I grassi e gli oli sono le principali forme di conservazione dell’energia in molti organismi.
I fosfolipidi e gli steroli costituiscono i principali elementi strutturali delle membrane biologiche.
Altri lipidi, anche se presenti in piccole quantità, svolgono funzioni importanti come cofattori, ormoni e messaggeri intracellulari.
LIPIDI SEMPLICI
GLI ACIDI GRASSI sono acidi CARBOSSILICI, possono contenere da 4 a 36 atomi di carbonio.
I lipidi più semplici sono i TRIGLICERIDI O TRIACILGLICEROLI.
Sono composti da tre ACIDI GRASSI e una molecola di GLICEROLO.
PERCHE’ I TRIGLICERIDI VENGONO CONSERVATI NELLE CELLULE ADIPOSE E PERCHE’ VENGONO UTILIZZATI COME RISERVA ENERGETICA?
Semplice! Intanto l’ossidazione dei trigliceridi rende una quantità di energia due volte superiore a quellaliberata da una pari quantità di carboidrati e poi i trigliceridi sono idrofobici, quindi gli organismi che conservano energia sotto forma di grassi non devono trasportare un peso extra di acqua.
Nell’uomo il tessuto grasso è localizzato sotto la pelle, nella cavità addominale e nelle ghiandole mammarie.
Una persona moderatamente obesa può avere 15-20 Kg di trigliceridi depositati negli adipociti, una quantità sufficiente a rifornire l’organismo di energia per mesi.
Al contrario la quantità di energia conservata sotto forma di glicogeno è sufficiente per meno di un giorno.
I regimi fortemente ipocalorici prolungati HANNO IL SOLO EFFETTO di far conservare energia sotto forma di grasso!!!!!
ATTENZIONE ALLE DIETE FAI DA TE!!!
Vediamo ora la distinzione tra grassi saturi e insaturi:
- acidi grassi SATURI: NON contengono doppi legami
- acidi grassi INSATURI : contengono doppi legami
LE PROPRIETA’ FISICHE DEGLI ACIDI GRASSI e delle molecole che li contengono sono molto influenzate dalla lunghezza della catena carboniosa e dal numero di doppi legami presenti.
Gli acidi grassi insaturi hanno punti di fusione più bassi rispetto agli acidi grassi saturi, a parità di lunghezza della catena.
Gli acidi grassi essenziali sono acidi grassi polinsaturi, che non possono essere sintetizzati nell’organismo.
Gli acidi grassi essenziali più importanti sono l’acido α-LINOLENICO (appartenente al gruppo degli omega 3) e l’ACIDO LINOLEICO (appartenente al gruppo degli omega 6).

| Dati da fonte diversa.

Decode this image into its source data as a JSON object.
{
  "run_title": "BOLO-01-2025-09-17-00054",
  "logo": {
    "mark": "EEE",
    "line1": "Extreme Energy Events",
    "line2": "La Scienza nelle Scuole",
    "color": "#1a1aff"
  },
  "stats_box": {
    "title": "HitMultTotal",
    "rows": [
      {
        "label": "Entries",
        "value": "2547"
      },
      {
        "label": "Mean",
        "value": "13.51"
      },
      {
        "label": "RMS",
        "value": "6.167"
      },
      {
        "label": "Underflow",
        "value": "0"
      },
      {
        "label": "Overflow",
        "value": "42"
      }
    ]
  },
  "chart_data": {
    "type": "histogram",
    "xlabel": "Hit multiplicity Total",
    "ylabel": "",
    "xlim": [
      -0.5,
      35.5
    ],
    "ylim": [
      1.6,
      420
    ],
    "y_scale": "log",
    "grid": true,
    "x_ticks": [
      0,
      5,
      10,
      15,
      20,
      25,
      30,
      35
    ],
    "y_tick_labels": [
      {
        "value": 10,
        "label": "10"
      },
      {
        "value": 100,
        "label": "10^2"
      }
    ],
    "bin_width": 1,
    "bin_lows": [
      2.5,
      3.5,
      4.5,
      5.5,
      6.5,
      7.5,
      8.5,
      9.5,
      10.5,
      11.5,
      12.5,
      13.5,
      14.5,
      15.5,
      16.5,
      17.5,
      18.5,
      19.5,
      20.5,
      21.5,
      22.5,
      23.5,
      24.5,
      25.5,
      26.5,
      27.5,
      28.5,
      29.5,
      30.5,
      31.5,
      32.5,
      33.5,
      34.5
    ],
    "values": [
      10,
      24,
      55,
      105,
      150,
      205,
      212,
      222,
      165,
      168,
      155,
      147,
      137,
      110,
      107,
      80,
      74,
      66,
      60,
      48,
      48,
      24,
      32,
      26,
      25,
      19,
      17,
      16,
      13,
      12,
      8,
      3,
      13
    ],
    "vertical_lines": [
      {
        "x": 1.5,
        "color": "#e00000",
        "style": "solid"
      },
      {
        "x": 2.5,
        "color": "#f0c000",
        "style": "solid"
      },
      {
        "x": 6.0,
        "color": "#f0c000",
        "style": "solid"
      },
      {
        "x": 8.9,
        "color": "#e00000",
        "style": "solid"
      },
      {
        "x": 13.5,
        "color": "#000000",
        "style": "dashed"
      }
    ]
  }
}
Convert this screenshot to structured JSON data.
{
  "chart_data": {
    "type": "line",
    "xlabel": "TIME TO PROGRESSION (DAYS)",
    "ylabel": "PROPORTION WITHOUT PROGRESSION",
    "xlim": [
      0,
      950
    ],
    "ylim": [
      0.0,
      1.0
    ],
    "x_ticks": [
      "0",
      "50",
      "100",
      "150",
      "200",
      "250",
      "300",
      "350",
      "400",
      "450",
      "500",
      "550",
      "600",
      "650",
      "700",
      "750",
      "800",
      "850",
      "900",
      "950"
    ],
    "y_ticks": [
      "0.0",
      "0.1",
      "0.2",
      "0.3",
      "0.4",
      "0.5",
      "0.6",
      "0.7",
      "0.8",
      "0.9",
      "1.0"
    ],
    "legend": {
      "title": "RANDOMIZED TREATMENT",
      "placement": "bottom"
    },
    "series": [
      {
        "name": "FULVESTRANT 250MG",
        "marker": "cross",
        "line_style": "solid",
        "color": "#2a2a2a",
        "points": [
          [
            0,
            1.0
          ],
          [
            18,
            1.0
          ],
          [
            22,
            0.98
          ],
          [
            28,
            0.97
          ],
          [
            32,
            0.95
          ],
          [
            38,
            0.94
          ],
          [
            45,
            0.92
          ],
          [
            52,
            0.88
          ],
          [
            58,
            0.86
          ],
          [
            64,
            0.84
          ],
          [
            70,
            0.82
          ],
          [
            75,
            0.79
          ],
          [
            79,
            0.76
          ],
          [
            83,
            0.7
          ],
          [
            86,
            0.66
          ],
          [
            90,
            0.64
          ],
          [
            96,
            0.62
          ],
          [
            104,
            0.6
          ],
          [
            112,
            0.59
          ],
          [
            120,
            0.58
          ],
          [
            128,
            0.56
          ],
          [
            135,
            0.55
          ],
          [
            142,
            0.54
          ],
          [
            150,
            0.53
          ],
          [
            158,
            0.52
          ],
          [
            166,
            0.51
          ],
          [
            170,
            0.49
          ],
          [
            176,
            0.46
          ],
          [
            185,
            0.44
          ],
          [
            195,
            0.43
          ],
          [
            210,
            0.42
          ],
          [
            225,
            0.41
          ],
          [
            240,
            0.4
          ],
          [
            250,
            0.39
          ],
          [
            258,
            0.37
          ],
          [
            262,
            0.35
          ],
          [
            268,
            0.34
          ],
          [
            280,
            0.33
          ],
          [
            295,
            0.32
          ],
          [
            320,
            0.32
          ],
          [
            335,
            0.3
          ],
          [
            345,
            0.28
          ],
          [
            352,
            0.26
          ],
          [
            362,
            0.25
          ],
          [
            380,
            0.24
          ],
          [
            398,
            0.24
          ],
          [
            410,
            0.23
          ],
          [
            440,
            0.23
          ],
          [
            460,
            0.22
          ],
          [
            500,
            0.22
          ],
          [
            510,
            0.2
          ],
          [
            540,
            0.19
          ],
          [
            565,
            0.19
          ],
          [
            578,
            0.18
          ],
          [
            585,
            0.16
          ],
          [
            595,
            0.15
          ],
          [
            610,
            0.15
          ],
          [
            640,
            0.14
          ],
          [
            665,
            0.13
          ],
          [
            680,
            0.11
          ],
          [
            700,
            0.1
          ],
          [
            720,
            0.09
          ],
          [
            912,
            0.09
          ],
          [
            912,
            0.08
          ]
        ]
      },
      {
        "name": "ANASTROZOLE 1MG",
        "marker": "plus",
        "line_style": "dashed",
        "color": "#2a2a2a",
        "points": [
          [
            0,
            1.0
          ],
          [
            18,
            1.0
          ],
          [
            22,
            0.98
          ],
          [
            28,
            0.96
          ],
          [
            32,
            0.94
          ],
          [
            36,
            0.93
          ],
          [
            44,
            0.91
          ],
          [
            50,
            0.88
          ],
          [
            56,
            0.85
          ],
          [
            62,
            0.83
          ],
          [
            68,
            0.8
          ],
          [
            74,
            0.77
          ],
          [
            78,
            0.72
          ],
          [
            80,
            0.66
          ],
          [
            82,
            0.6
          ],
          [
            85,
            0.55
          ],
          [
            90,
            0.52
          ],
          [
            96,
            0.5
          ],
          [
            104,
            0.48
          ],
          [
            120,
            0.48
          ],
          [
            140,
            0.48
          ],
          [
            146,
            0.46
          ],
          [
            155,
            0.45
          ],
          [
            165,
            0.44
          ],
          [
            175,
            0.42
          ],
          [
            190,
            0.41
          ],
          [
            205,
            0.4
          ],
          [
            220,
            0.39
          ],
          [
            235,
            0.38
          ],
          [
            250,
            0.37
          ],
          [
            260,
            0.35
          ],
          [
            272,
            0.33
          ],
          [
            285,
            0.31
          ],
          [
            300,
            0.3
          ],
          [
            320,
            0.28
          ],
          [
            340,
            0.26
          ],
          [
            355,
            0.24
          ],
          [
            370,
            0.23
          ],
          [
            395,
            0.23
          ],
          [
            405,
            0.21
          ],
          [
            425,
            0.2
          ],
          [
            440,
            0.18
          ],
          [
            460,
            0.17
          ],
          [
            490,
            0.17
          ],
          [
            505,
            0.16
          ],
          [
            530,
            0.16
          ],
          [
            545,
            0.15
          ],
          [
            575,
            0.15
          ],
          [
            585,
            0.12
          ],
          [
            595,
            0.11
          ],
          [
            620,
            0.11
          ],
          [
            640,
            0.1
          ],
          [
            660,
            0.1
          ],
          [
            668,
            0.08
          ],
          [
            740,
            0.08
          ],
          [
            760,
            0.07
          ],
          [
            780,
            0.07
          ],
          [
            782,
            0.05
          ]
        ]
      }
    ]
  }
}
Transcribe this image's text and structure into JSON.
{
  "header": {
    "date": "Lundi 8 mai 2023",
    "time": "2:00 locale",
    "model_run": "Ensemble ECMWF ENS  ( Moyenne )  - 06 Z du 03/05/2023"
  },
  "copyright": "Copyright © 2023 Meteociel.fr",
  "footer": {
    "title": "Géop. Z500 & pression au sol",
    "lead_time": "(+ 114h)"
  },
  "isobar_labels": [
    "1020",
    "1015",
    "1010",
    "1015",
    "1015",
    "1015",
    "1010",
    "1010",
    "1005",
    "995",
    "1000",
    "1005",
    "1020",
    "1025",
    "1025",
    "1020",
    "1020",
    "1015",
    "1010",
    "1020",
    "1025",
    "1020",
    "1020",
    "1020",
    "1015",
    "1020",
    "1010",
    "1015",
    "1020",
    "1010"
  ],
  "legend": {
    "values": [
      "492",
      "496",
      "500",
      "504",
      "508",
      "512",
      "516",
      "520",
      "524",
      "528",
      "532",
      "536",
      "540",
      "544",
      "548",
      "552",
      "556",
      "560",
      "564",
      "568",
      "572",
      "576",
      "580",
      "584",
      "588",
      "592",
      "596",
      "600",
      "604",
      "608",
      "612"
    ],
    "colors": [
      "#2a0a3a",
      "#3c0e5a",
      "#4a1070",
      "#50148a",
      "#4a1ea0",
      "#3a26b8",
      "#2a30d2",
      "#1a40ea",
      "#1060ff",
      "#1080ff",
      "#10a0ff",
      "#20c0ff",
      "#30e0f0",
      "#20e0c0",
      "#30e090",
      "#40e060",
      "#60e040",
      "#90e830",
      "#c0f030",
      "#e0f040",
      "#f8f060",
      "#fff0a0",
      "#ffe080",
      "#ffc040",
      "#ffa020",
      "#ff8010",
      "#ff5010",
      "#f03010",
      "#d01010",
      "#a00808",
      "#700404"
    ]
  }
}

Gli acidi grassi omega 6 abbassano la colesterolemia, riducendo i livelli plasmatici delle LDL, mentre gli acidi grassi omega 3 abbassano i livelli plasmatici dei trigliceridi circolanti.
Discrete fonti alimentari di omega 3 si ritrovano nei pesci azzurri (quelli che ne contengono maggiori quantità sono le sardine fresche, l’anguilla, l’aringa fresca e il salmone), nelle noci e in alcuni cereali, nelle alghe rosse, nella soia e nei suoi derivati. Semi e olio di lino sono la fonte vegetale più ricca di omega 3.
L’ACIDO ARACHIDONICO, sintetizzato a partire dall’acido linoleico, è il precursore di PROSTAGLANDINE, TROMBOSSANI E LEUCOTRIENI, importantissimi mediatori chimici coinvolti nell’ INFIAMMAZIONE e nell’ AGGREGAZIONE PIASTRINICA.